A friend of mine on Facebook recently wrote the following about an article on the life of the late Irving Kristol:
“Once upon a time, not too many years ago, the Republican Party was the party of ideas. Would even its staunchest supporters say so today? I think not. The sole substance of the Republican Party today is opposition to whatever the Democrats are for, period.”
Were it true, it would be damning. Thankfully it’s not.
My friend, a former White House high-ranking employee in both the Reagan and Bush 41 administrations, grew angry, very angry, about the direction of the Republican Party under President Bush 43, something upon which I agree with him. But, unlike him, I prefer to stay and fight for what’s right within the party I agree with most, not abandon it. He grew so angry that he voted for Obama in 2008. Now, I don’t claim to know how any human being works internally, but I don’t understand how someone who claims to be a conservative could make that sort of switch. Simply because your side didn’t live up to their ideals doesn’t mean, to my mind, that you switch to the side that advocates explicitly the opposite point of view.
But that’s neither here nor there. My friend, and everyone else, is free to vote for whomever they want, for whatever reason they want. What I take issue with his the common mantra of the Left, echoed by my friend, that Republicans are out of ideas and Democrats are a fountain new ones.
What Democrats are proposing, be it on health care, cap and trade, or any other items on their long “to-do” list, is not new. They’re very old, tired and have been proven wrong. Do we really need to create “new” arguments against these heavy-handed government intrusions?
Canada, thanks to lawsuits, is moving towards increasing the role of the private sector in health care. (Nothing like an actual ‘public option’ to focus the mind.) The so-called “green jobs” initiative in Spain has been found to cost 2.2 existing jobs for each job created, a complete failure. If the rest of the world is turning away from these fantasies, what are we doing?
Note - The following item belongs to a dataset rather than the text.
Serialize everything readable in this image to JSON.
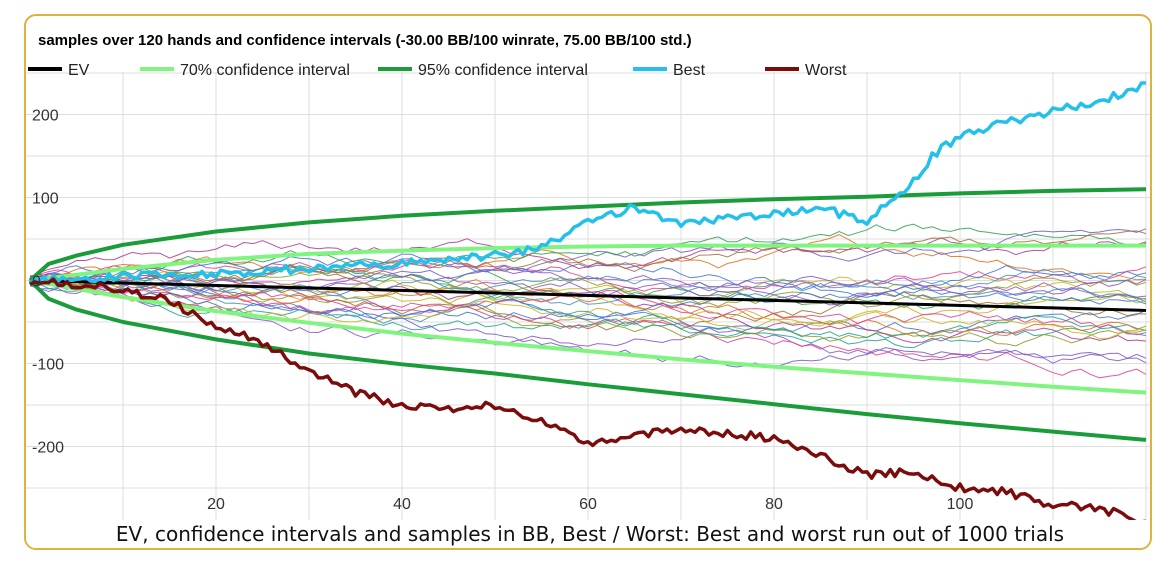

Even as these ideas fail around the world, liberals in Congress and the Obama Administration plow full-speed ahead to force them on us. There’s a joke about the definition of insanity just sitting there, but I’ll allow you to make it yourself.
On the other hand, there are the über-Leftists like those at the New York Times, and their choir on MSNBC that constantly regurgitates the line that Republicans are bereft of ideas. You can’t read the intellectually devoid ramblings of Krugman, Dowd or Rich without wondering what planet they live on (then you realize it’s Manhattan and it begins to make a little sense). And you can’t turn on MSNBC without the latest Media Matters/George Soros talking point coming out of the mouths of Keith Olbermann, Rachel Maddow or Ed Schultz (though looking at Ed you’d suspect his mouth is a one way street and it’s not out).
“Republicans have no solutions,” “They have no plan,” “They are out of ideas,” are standard fare for these “intellectual giants” while interviewing some committed statist with whom they are 100 percent simpatico. But when your show prep involves what seems to be a T1 line from the Tides Foundation and Moveon.org directly into your teleprompter, intellectual honesty, or even curiosity, simply isn’t in your wheelhouse.
These merchants of dishonesty spread the lie that the George W. Bush years were somehow the glory days of the free market, deregulation and conservative governance. They were not.
They blame much of the economic problems we face today on the Reagan years, in addition to Bush 43, as if government regulatory bodies didn’t exist in these years, or their power was somehow muffled amid a stead shrinking of government power. They also forget the many years in which Democrats controlled Congress and the White House. Listening to the unstable folks at MSNBC, you’d think we had runaway, wild-west conservatism since 1980.
The fact of the matter is this: the solutions proposed today by Republicans–the true, free market reforms, have NEVER been tried. FDR’s wage controls forced employers to marry health insurance to employment, as a way to increase compensation when they weren’t allowed, by federal law, to increase wages. As a result, our health insurance market is targeted to employers, leaving the self-employed or individuals with the short straw.
People are not free to buy health insurance across state lines, but large companies are. Small businesses cannot partner with each other to lower premiums for better health insurance. The federal government prohibits this. The mythical conservative Utopia programmed into the minds of these Chatty Cathy dolls on MSNBC and the Times not only doesn’t exist, it has never existed in the modern age.
So why should conservatives abandon the free market concepts that have proven to work elsewhere in the economy simply because they aren’t “new”? The answer is they shouldn’t. Correct ideas should not be abandoned simply because they’ve been around a while. Yes, they do need to articulate them more often, and more clearly, but to say they have no ideas is simply dishonest.
Then again, you’d have better luck Snipe hunting than finding honesty on MSNBC or the opinion pages of the Times.